Coal is a very unique and diverse substance which can vary widely in characteristics. Generally, coal is classified into four major categories:
- Lignite (softest coal) – A brownish-black coal with generally high moisture and ash content, and the lowest carbon content and heating value. It is primarily used by electricity generating plants.
- Sub-bituminous (medium-soft coal) – A dull black coal with a higher heating value than lignite. It is also used to produce electricity at generating plants.
- Bituminous – A medium-hard, intermediate grade of coal that is the most common and widely used for instance in the United States to generate electricity and to make coke used in the steel industry. It contains very little moisture and has high heat value.
- Anthracite – The hardest type of coal, consisting of nearly pure carbon. Anthracite has the highest heating value and lowest moisture and ash content. It burns slowly and makes a good heating fuel.
What is Coal Being Used For Today?
- For Electric Power – Generating plants burn coal to make steam. The steam turns turbines which generate electricity, which in turn powers lightbulbs, air conditioners, appliances, computers and even life-saving equipment in hospitals.
- For Industry – A variety of industries use coal’s heat and by-products. Separated ingredients of coal (such as methanol and ethylene) are used in making plastics, tar, synthetic fibers, fertilizers and medicines. The concrete and paper industries also burn large amounts of coal.
- For Making Steel – Coal is baked in hot furnaces to make coke, which is used to smelt iron ore into the iron needed for making steel. It’s the carbon in coal that gives steel the strength and versatility for products such as bridges, automobiles and buildings.
- For Export – For example the United States is one of the top exporters of coal in the world. Most coal goes to China, Western Europe, Canada and Japan.
Why Use Coal?
In the case of the United States the reason is that the country has a great supply of coal. America has the largest coal reserves in the world. If the country used all the recoverable coal it has at the same rate used today, there would be enough coal to last almost 300 years. The country has much more coal than oil or natural gas.

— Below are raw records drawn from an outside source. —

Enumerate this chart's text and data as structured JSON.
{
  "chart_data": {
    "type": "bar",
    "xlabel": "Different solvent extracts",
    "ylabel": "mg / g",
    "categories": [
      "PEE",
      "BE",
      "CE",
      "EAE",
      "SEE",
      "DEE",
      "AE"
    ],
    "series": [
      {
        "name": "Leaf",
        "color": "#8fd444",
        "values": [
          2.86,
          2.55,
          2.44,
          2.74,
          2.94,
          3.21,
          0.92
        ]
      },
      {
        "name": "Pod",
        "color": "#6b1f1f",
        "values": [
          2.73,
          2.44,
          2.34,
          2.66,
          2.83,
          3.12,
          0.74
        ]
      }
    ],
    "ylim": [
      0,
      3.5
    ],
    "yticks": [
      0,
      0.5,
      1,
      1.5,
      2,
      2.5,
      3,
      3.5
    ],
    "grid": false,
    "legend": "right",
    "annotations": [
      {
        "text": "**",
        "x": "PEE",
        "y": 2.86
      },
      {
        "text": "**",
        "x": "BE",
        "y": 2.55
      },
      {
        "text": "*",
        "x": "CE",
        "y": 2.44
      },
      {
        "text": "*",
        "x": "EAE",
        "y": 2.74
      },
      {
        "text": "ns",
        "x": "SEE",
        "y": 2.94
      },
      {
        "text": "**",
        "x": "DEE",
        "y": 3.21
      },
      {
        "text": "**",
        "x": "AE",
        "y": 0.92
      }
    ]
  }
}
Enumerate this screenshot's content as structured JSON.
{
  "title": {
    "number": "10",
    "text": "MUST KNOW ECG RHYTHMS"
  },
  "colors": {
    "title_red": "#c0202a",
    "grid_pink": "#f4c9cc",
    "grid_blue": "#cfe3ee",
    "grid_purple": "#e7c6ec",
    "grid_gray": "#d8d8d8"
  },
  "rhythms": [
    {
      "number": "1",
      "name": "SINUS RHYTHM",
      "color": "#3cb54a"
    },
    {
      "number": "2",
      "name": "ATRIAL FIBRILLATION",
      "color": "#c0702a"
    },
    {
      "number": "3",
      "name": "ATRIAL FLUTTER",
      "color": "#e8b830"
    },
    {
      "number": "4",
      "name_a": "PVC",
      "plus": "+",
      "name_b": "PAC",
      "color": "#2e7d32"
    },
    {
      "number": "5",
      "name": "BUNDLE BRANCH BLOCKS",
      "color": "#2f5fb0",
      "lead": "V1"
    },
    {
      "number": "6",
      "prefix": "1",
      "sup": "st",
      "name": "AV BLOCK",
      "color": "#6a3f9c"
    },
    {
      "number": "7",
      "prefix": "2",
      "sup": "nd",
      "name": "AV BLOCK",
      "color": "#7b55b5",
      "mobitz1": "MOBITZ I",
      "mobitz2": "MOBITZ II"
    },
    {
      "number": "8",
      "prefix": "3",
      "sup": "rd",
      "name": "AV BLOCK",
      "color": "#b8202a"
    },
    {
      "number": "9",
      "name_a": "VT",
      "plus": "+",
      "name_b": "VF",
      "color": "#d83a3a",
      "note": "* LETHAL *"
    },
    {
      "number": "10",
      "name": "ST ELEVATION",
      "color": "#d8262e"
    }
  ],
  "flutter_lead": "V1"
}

Another reason for coal use is that it is affordable. Coal is usually less expensive than other fuels. It is also less expensive than nuclear energy, which requires power plants that have become increasingly expensive and difficult to build. Locating coal reserves is also easier and less expensive than locating oil or natural gas.
How Does Coal Mining Affect Our Environment?
In the early 1900’s coal had developed a bad image because of the soot, dirt and pollution it created. But today, even though coal use has nearly doubled in the last 20 years, its sulfur dioxide (SO2) emissions are at their lowest levels since the 1930’s. The reason is that new technology has resulted in steady declines in emissions from coal combustion. In addition, there is greater use of low sulfur coals.
Great care is also being taken by coal companies to restore the land which is temporarily disturbed during mining. Though coal mining alters the landscape, most national laws now require all mined land to be restored to its original condition. Most mining companies plan the reclamation process before they even start digging. In many cases the land is left in better condition than before mining started.